Ayako Abe-Ouchi
The 2021 Milutin Milanković Medal is awarded to Ayako Abe-Ouchi for fundamental contributions to our understanding of climate-ice sheet interactions on orbital timescales and how they shape the planetary response to Milankovic cycles.
Ayako Abe-Ouchi received her PhD from ETH Zurich in 1993. The thesis research was on modelling the ice sheet response to climate change, a topic that has been at the centre of her research interests ever since.
Abe-Ouchi has made an outstanding contribution to our understanding of climate change on orbital timescales through a body of modelling work that has set a new standard for the field. She has demonstrated that the 100,000-year periodicity of the most recent glacial cycles can be understood through internal feedbacks between climate, ice-sheet volume, and the isostatic response, including the rapid terminations of each cycle. Her work provides a compelling solution to the long-standing “100-kyr problem” in palaeoclimate research: the observation that the ice-age cycles have a dominant 100,000-year periodicity, despite weak orbital forcing at that frequency.

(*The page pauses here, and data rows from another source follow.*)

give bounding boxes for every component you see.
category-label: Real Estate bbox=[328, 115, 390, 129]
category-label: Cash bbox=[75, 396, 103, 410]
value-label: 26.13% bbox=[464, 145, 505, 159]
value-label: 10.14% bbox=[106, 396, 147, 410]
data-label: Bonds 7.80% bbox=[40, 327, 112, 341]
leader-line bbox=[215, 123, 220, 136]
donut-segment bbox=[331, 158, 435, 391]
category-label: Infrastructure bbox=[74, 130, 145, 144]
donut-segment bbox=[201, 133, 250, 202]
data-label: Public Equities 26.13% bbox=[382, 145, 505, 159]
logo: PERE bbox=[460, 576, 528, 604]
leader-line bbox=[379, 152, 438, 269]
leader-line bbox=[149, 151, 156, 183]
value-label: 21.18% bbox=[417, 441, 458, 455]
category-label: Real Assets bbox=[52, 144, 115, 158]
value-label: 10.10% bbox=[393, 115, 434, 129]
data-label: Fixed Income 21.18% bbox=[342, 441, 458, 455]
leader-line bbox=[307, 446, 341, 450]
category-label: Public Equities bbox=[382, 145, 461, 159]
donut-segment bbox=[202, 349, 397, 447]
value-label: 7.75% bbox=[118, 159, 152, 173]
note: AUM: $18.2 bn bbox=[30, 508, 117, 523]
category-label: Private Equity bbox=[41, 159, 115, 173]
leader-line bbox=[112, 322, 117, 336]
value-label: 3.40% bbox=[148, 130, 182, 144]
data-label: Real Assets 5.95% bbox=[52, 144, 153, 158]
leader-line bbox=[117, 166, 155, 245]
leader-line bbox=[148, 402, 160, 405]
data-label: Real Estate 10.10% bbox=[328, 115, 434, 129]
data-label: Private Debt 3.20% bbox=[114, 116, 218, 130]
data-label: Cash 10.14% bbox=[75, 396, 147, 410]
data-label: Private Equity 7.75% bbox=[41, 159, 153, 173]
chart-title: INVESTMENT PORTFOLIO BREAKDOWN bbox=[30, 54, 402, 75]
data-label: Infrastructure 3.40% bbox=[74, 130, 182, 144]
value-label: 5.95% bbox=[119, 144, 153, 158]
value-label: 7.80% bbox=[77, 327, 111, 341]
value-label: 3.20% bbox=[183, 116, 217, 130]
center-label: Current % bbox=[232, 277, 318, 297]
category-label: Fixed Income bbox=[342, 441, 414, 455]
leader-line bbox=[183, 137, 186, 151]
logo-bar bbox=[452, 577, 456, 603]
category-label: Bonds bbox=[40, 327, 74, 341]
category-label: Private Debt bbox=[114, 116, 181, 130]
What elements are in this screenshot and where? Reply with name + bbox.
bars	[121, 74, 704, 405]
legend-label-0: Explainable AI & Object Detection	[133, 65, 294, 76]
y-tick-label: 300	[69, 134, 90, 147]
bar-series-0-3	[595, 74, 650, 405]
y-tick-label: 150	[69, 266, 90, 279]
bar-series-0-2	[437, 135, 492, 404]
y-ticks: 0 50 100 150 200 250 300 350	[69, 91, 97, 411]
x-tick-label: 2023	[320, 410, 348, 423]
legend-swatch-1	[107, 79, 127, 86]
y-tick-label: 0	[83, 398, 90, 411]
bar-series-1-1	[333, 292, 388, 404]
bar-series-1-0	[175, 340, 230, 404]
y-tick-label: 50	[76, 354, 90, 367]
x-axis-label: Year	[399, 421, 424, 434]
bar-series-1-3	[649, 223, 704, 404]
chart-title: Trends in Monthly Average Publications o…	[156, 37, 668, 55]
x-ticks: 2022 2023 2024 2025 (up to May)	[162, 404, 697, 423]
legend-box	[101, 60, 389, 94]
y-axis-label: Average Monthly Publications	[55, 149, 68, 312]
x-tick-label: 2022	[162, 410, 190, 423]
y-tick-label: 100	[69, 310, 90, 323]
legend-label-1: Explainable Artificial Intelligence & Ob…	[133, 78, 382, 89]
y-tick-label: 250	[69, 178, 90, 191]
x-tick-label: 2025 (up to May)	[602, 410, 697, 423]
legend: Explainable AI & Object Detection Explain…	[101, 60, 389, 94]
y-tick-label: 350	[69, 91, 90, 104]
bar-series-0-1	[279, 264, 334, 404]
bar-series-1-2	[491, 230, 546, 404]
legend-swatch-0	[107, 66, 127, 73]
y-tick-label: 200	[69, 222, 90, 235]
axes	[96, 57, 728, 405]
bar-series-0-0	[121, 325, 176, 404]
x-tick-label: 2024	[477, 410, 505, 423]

More recently, Abe-Ouchi’s work has been focusing on simulating Dansgaard-Oeschger oscillations and how their occurrence and timing characteristics depend on the background climate. This work is opening new avenues in investigating the interaction between millennial-scale and orbital-scale climate change.
Abe-Ouchi is also widely recognized as a community leader who has played key roles in the IPCC, in the ice-coring community, and in various model inter-comparison projects. She was a contributing author on the Third Assessment Report; lead author on the Fifth Assessment Report; and review editor for the Special Report on the Ocean and Cryosphere in a Changing Climate. Abe-Ouchi has also been instrumental in the success of multiple model intercomparison studies. She is a member of the steering committee for the Paleoclimate Model Intercomparison Project (PMIP) and the Ice Sheet Model Intercomparison Project (ISMIP) and has actively contributed to the experimental design of both.
Owing to her fundamental scientific contributions, leadership on model intercomparison, and service to the IPCC, Ayako Abe-Ouchi is a scientist representing the very best of our community. She is an exceptionally worthy recipient of the 2021 Milankovic Medal.